No doubt the city has seen a broad resurgence of jobs since the days of bailing out the big three automakers. Detroit job creation, led by additions in manufacturing, helped bring unemployment down from its peak at 28 percent to where it sits now around six percent.
For Gilbert, whose father and grandfather both ran small businesses in the city when he was young, investing in Detroit stems from a place of pride but isn't solely defined by it. In 2009, he announced his company's headquarters would relocate from Detroit's suburbs to the city, bringing along what became more than 15,000 employees.
"There's a part of it that is about community and altruism and all that, but the other part is truly about business. I don't think we'd be the business that we are today if we were spread out in the suburban areas," he said, adding that he wanted to capitalize on talent and the millennial trend to flock to urban cores.

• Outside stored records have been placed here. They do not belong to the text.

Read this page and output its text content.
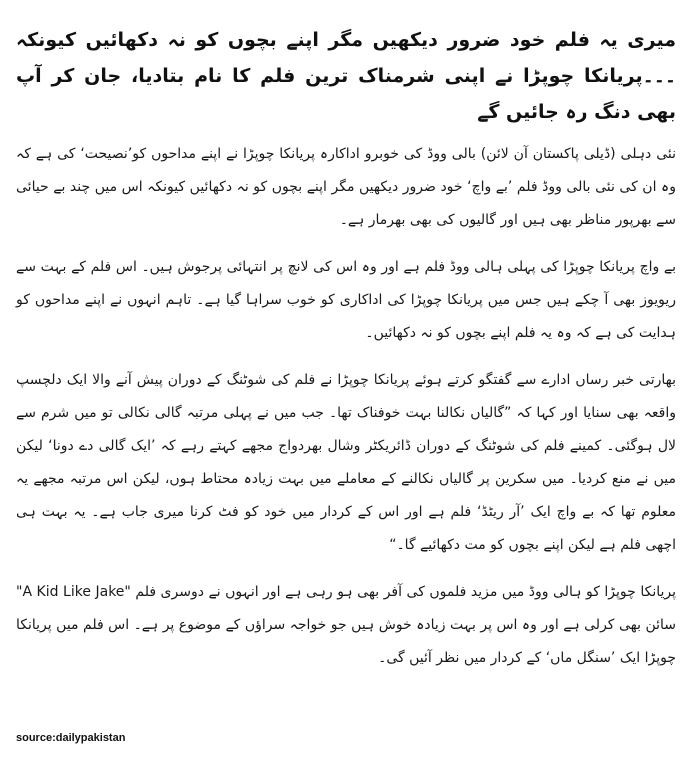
میری یہ فلم خود ضرور دیکھیں مگر اپنے بچوں کو نہ دکھائیں کیونکہ ۔۔۔پریانکا چوپڑا نے اپنی شرمناک ترین فلم کا نام بتادیا، جان کر آپ بھی دنگ رہ جائیں گے

نئی دہلی (ڈیلی پاکستان آن لائن) بالی ووڈ کی خوبرو اداکارہ پریانکا چوپڑا نے اپنے مداحوں کو’نصیحت‘ کی ہے کہ وہ ان کی نئی بالی ووڈ فلم ’بے واچ‘ خود ضرور دیکھیں مگر اپنے بچوں کو نہ دکھائیں کیونکہ اس میں چند بے حیائی سے بھرپور مناظر بھی ہیں اور گالیوں کی بھی بھرمار ہے۔

بے واچ پریانکا چوپڑا کی پہلی ہالی ووڈ فلم ہے اور وہ اس کی لانچ پر انتہائی پرجوش ہیں۔ اس فلم کے بہت سے ریویوز بھی آ چکے ہیں جس میں پریانکا چوپڑا کی اداکاری کو خوب سراہا گیا ہے۔ تاہم انہوں نے اپنے مداحوں کو ہدایت کی ہے کہ وہ یہ فلم اپنے بچوں کو نہ دکھائیں۔

بھارتی خبر رساں ادارے سے گفتگو کرتے ہوئے پریانکا چوپڑا نے فلم کی شوٹنگ کے دوران پیش آنے والا ایک دلچسپ واقعہ بھی سنایا اور کہا کہ ”گالیاں نکالنا بہت خوفناک تھا۔ جب میں نے پہلی مرتبہ گالی نکالی تو میں شرم سے لال ہوگئی۔ کمینے فلم کی شوٹنگ کے دوران ڈائریکٹر وشال بھردواج مجھے کہتے رہے کہ ’ایک گالی دے دونا‘ لیکن میں نے منع کردیا۔ میں سکرین پر گالیاں نکالنے کے معاملے میں بہت زیادہ محتاط ہوں، لیکن اس مرتبہ مجھے یہ معلوم تھا کہ بے واچ ایک ’آر ریٹڈ‘ فلم ہے اور اس کے کردار میں خود کو فٹ کرنا میری جاب ہے۔ یہ بہت ہی اچھی فلم ہے لیکن اپنے بچوں کو مت دکھائیے گا۔“

پریانکا چوپڑا کو ہالی ووڈ میں مزید فلموں کی آفر بھی ہو رہی ہے اور انہوں نے دوسری فلم "A Kid Like Jake" سائن بھی کرلی ہے اور وہ اس پر بہت زیادہ خوش ہیں جو خواجہ سراؤں کے موضوع پر ہے۔ اس فلم میں پریانکا چوپڑا ایک ’سنگل ماں‘ کے کردار میں نظر آئیں گی۔

source:dailypakistan
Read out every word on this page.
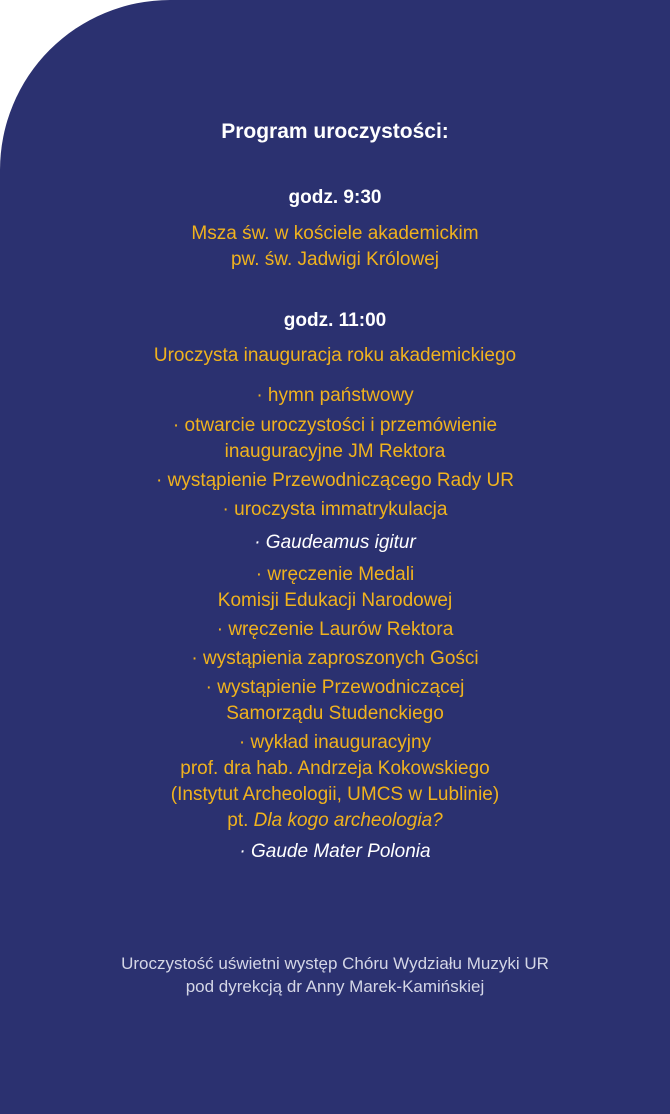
Program uroczystości:
godz. 9:30
Msza św. w kościele akademickim
pw. św. Jadwigi Królowej
godz. 11:00
Uroczysta inauguracja roku akademickiego
· hymn państwowy
· otwarcie uroczystości i przemówienie
inauguracyjne JM Rektora
· wystąpienie Przewodniczącego Rady UR
· uroczysta immatrykulacja
· Gaudeamus igitur
· wręczenie Medali
Komisji Edukacji Narodowej
· wręczenie Laurów Rektora
· wystąpienia zaproszonych Gości
· wystąpienie Przewodniczącej
Samorządu Studenckiego
· wykład inauguracyjny
prof. dra hab. Andrzeja Kokowskiego
(Instytut Archeologii, UMCS w Lublinie)
pt. Dla kogo archeologia?
· Gaude Mater Polonia
Uroczystość uświetni występ Chóru Wydziału Muzyki UR
pod dyrekcją dr Anny Marek-Kamińskiej
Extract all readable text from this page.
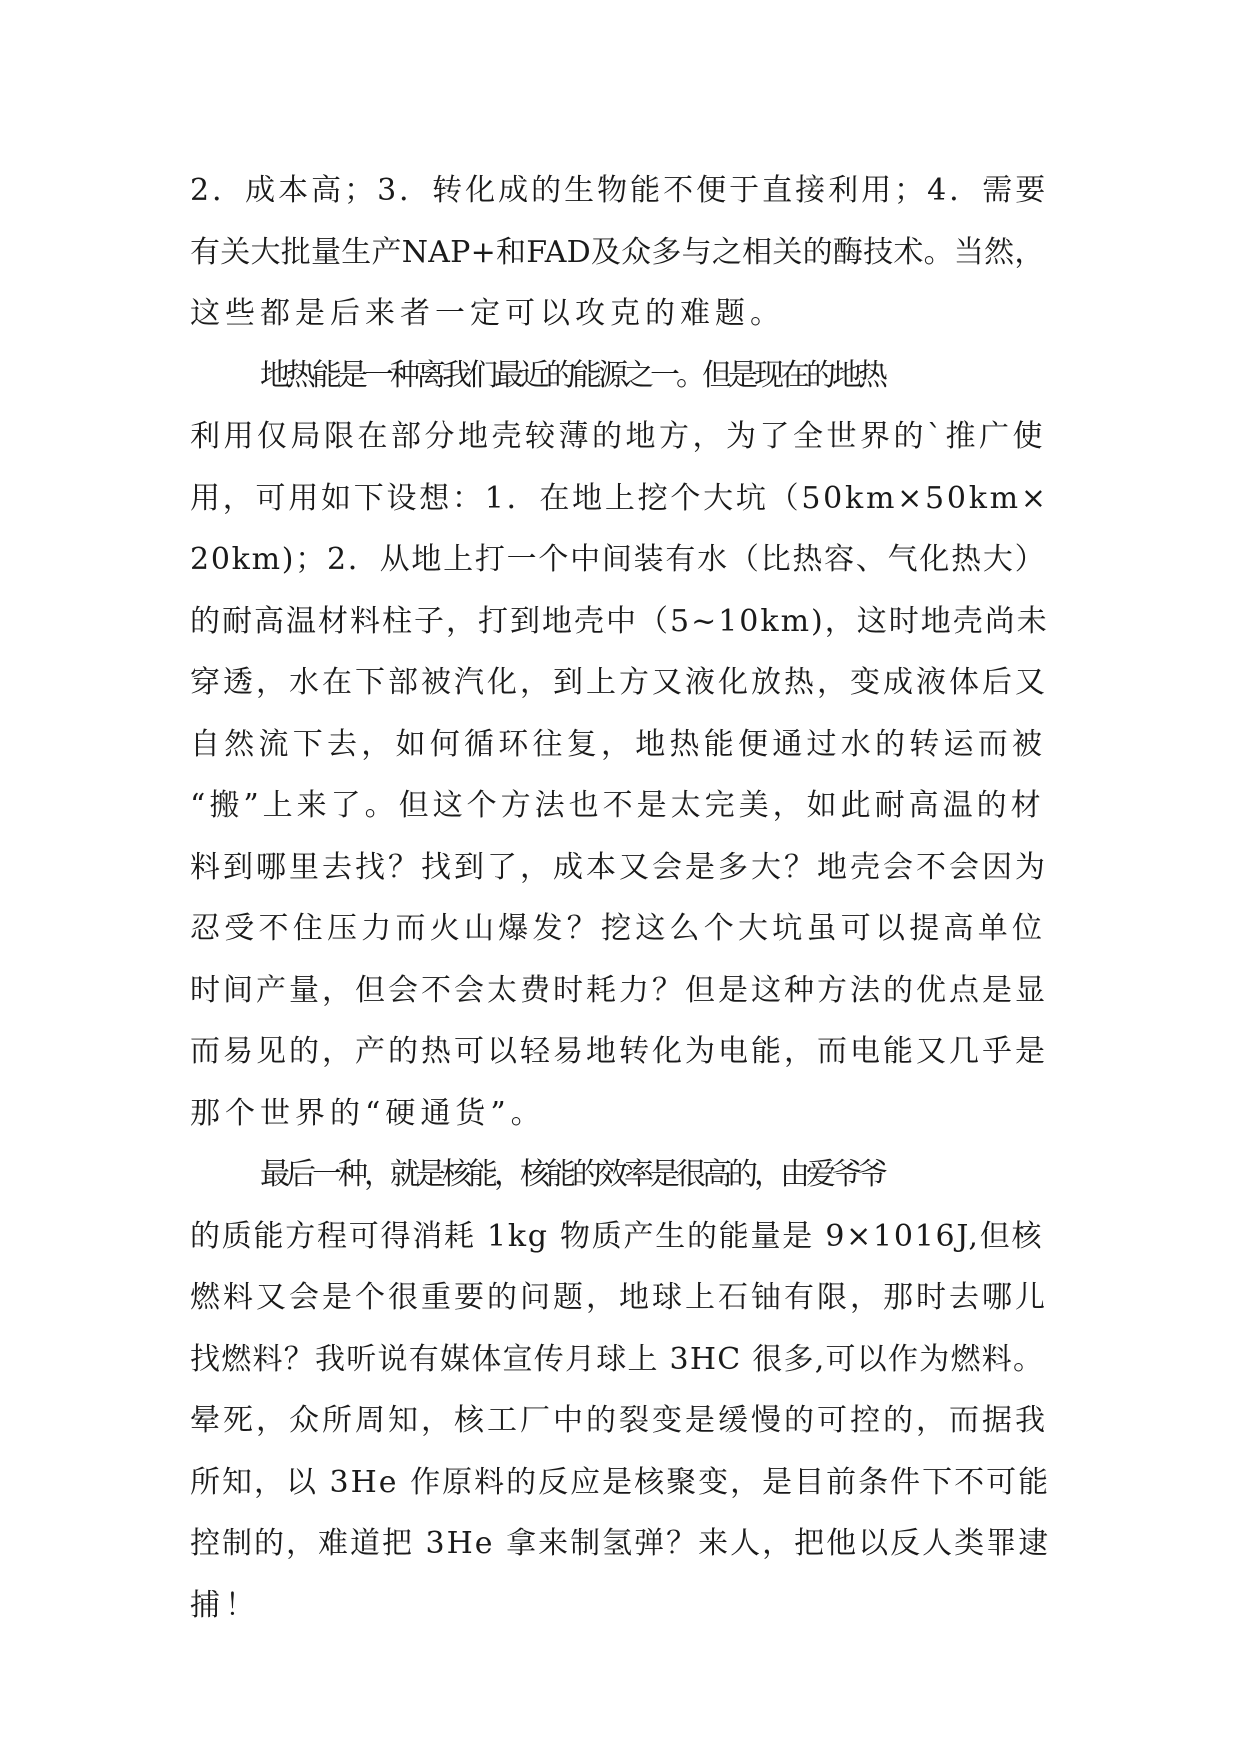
2．成本高；3．转化成的生物能不便于直接利用；4．需要
有关大批量生产NAP+和FAD及众多与之相关的酶技术。当然，
这些都是后来者一定可以攻克的难题。
地热能是一种离我们最近的能源之一。但是现在的地热
利用仅局限在部分地壳较薄的地方，为了全世界的`推广使
用，可用如下设想：1．在地上挖个大坑（50km×50km×
20km)；2．从地上打一个中间装有水（比热容、气化热大）
的耐高温材料柱子，打到地壳中（5~10km)，这时地壳尚未
穿透，水在下部被汽化，到上方又液化放热，变成液体后又
自然流下去，如何循环往复，地热能便通过水的转运而被
“搬”上来了。但这个方法也不是太完美，如此耐高温的材
料到哪里去找？找到了，成本又会是多大？地壳会不会因为
忍受不住压力而火山爆发？挖这么个大坑虽可以提高单位
时间产量，但会不会太费时耗力？但是这种方法的优点是显
而易见的，产的热可以轻易地转化为电能，而电能又几乎是
那个世界的“硬通货”。
最后一种，就是核能，核能的效率是很高的，由爱爷爷
的质能方程可得消耗 1kg 物质产生的能量是 9×1016J,但核
燃料又会是个很重要的问题，地球上石铀有限，那时去哪儿
找燃料？我听说有媒体宣传月球上 3HC 很多,可以作为燃料。
晕死，众所周知，核工厂中的裂变是缓慢的可控的，而据我
所知，以 3He 作原料的反应是核聚变，是目前条件下不可能
控制的，难道把 3He 拿来制氢弹？来人，把他以反人类罪逮
捕！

However, Detroit was filled with abandoned houses and blighted buildings following the housing crisis as real estate prices plummeted. Basic services were neglected and streetlights remained dark.
"To me, that was the number one thing that had to happen," he said. "I was the co-chair of the blight task force and almost 11,000 homes have been taken down in the last few years."
Meanwhile, Bedrock, the real estate arm of Gilbert's Rock Ventures, scooped up over 95 properties in downtown Detroit, according to analysis from The Detroit News, renovating and filling buildings that had long stood vacant.
Of course, Gilbert was not alone on his mission to rebuild the city. Detroit Mayor Mike Duggan has been applauded for the change he has brought, as have efforts from another billionaire Detroit family. Using a portion of his family's worth built from founding the Little Caesars Pizza empire and owning the Detroit Tigers and Red Wings, Chris Ilitch has invested in building out a 50-block district surrounding the site of the new Red Wings arena he expects to open in 2017.
With so much promise, Gilbert is optimistic Detroit will once again start seeing a rising population. "That intersection of muscles and brains is a great place to be," he said.